Does Marital Status Matter When Buying or Selling a House?
Posted: September 13th, 2021
Why does my marital status matter for closing?
Florida’s law restricts married persons from alienating any interest in the homestead property without ‘joinder of spouse’, meaning that a deed or mortgage by a married person for their homestead property is invalid unless the married person is ‘joined by’ the their spouse i.e. the spouse must sign the deed or mortgage.
This requirement is found in Article X, Section 4(c) of the Constitution of the State of Florida, which states: “The owner of homestead real estate, joined by the spouse if married, may alienate the homestead by mortgage, sale or gift and, if married, may by deed transfer the title to an estate by the entirety with the spouse.”
For sellers, this means that if you are selling your homestead property, your spouse must be available (and willing) to sign the deed transferring title to the buyer. This is true even if the property is only in your name and your spouse is not on title. This is true even if your spouse doesn’t live in the home. This is true even if you have a ‘prenuptial agreement’. This is true even if you and your spouse are ‘legally separated’ or have a ‘divorce from bed and board’ in another state.

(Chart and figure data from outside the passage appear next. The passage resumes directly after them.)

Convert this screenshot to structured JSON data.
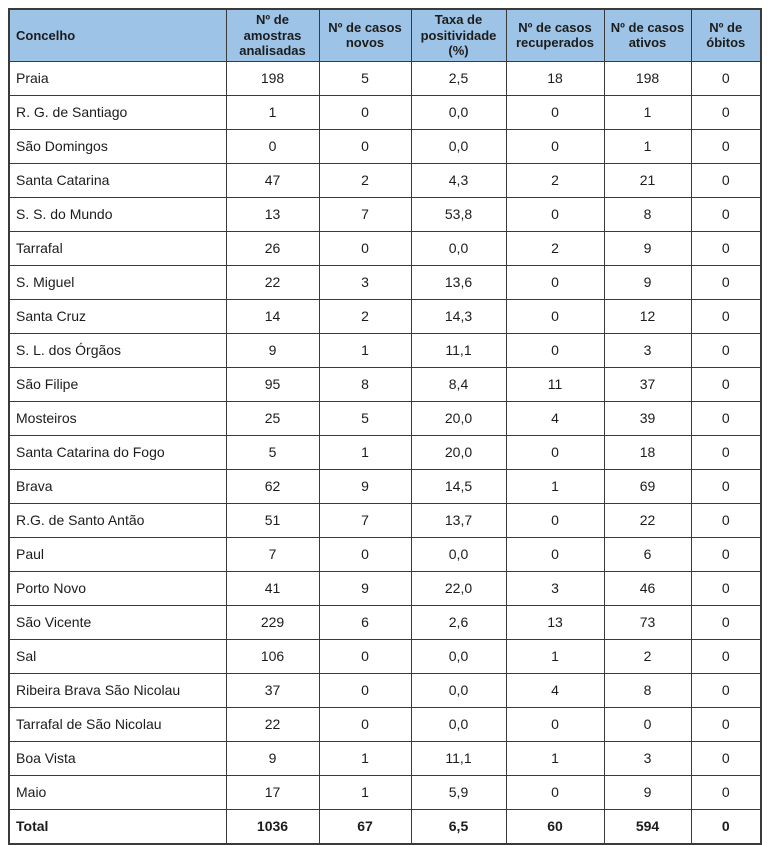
{
  "colors": {
    "header_bg": "#9dc3e6",
    "border": "#3a3a3a",
    "text": "#1c1c1c",
    "page_bg": "#ffffff"
  },
  "table": {
    "columns": [
      {
        "label": "Concelho"
      },
      {
        "label": "Nº de amostras analisadas"
      },
      {
        "label": "Nº de casos novos"
      },
      {
        "label": "Taxa de positividade (%)"
      },
      {
        "label": "Nº de casos recuperados"
      },
      {
        "label": "Nº de casos ativos"
      },
      {
        "label": "Nº de óbitos"
      }
    ],
    "rows": [
      {
        "concelho": "Praia",
        "values": [
          "198",
          "5",
          "2,5",
          "18",
          "198",
          "0"
        ]
      },
      {
        "concelho": "R. G. de Santiago",
        "values": [
          "1",
          "0",
          "0,0",
          "0",
          "1",
          "0"
        ]
      },
      {
        "concelho": "São Domingos",
        "values": [
          "0",
          "0",
          "0,0",
          "0",
          "1",
          "0"
        ]
      },
      {
        "concelho": "Santa Catarina",
        "values": [
          "47",
          "2",
          "4,3",
          "2",
          "21",
          "0"
        ]
      },
      {
        "concelho": "S. S. do Mundo",
        "values": [
          "13",
          "7",
          "53,8",
          "0",
          "8",
          "0"
        ]
      },
      {
        "concelho": "Tarrafal",
        "values": [
          "26",
          "0",
          "0,0",
          "2",
          "9",
          "0"
        ]
      },
      {
        "concelho": "S. Miguel",
        "values": [
          "22",
          "3",
          "13,6",
          "0",
          "9",
          "0"
        ]
      },
      {
        "concelho": "Santa Cruz",
        "values": [
          "14",
          "2",
          "14,3",
          "0",
          "12",
          "0"
        ]
      },
      {
        "concelho": "S. L. dos Órgãos",
        "values": [
          "9",
          "1",
          "11,1",
          "0",
          "3",
          "0"
        ]
      },
      {
        "concelho": "São Filipe",
        "values": [
          "95",
          "8",
          "8,4",
          "11",
          "37",
          "0"
        ]
      },
      {
        "concelho": "Mosteiros",
        "values": [
          "25",
          "5",
          "20,0",
          "4",
          "39",
          "0"
        ]
      },
      {
        "concelho": "Santa Catarina do Fogo",
        "values": [
          "5",
          "1",
          "20,0",
          "0",
          "18",
          "0"
        ]
      },
      {
        "concelho": "Brava",
        "values": [
          "62",
          "9",
          "14,5",
          "1",
          "69",
          "0"
        ]
      },
      {
        "concelho": "R.G. de Santo Antão",
        "values": [
          "51",
          "7",
          "13,7",
          "0",
          "22",
          "0"
        ]
      },
      {
        "concelho": "Paul",
        "values": [
          "7",
          "0",
          "0,0",
          "0",
          "6",
          "0"
        ]
      },
      {
        "concelho": "Porto Novo",
        "values": [
          "41",
          "9",
          "22,0",
          "3",
          "46",
          "0"
        ]
      },
      {
        "concelho": "São Vicente",
        "values": [
          "229",
          "6",
          "2,6",
          "13",
          "73",
          "0"
        ]
      },
      {
        "concelho": "Sal",
        "values": [
          "106",
          "0",
          "0,0",
          "1",
          "2",
          "0"
        ]
      },
      {
        "concelho": "Ribeira Brava São Nicolau",
        "values": [
          "37",
          "0",
          "0,0",
          "4",
          "8",
          "0"
        ]
      },
      {
        "concelho": "Tarrafal de São Nicolau",
        "values": [
          "22",
          "0",
          "0,0",
          "0",
          "0",
          "0"
        ]
      },
      {
        "concelho": "Boa Vista",
        "values": [
          "9",
          "1",
          "11,1",
          "1",
          "3",
          "0"
        ]
      },
      {
        "concelho": "Maio",
        "values": [
          "17",
          "1",
          "5,9",
          "0",
          "9",
          "0"
        ]
      }
    ],
    "total": {
      "label": "Total",
      "values": [
        "1036",
        "67",
        "6,5",
        "60",
        "594",
        "0"
      ]
    }
  }
}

If you are married and the property is your homestead (primary residence) your spouse must join in signing the deed (or mortgage for buyers as explained below). There is no bending this requirement. This does not mean that you have to be in the same room together at the same time. The spouse can sign on a separate page. Remote ‘mail away’ signing arrangements can be made if needed.
For buyers, this means that if the property you are buying is going to be your primary residence, your spouse must be available (and willing) to sign the mortgage to the lender, even if the property will be titled in your name alone i.e. your spouse is not going on title.
To be clear, the note or ‘promissory note’ is the document that creates the personal obligation / liability to repay the loan, and does not need to be signed by a ‘non-borrower’ spouse. Rather, it is only the mortgage which must be signed by the spouse to be valid under Florida law. That said, the mortgage lender may also require that the non-borrower spouse sign additional disclosures, but the spouse should not need to sign the note to become liable on the loan. Moreover, we can put limiting language on the mortgage to recite that the non-borrower spouse is only signing to waive any homestead rights that he or she would otherwise have in the property and by signing the mortgage does not incur any personal liability under the note for repayment of the loan.
All of the foregoing is true for married persons even if you are ‘legally separated’.
Some states have ‘divorce from bed and board’, but the marriage remains intact, and thus the above requirements for spousal joinder on deeds and mortgages for homestead property remain in place for individuals involved in these arrangements.
At closing, we require affidavits from all parties (statement under oath / under penalty of perjury) affirming the marital status of all sellers and buyers.
If you anticipate that your spouse is unavailable or unwilling to sign the deed or mortgage as required, please let us know immediately, as the closing cannot be completed without the spouse being available and willing to sign the deed or mortgage as required.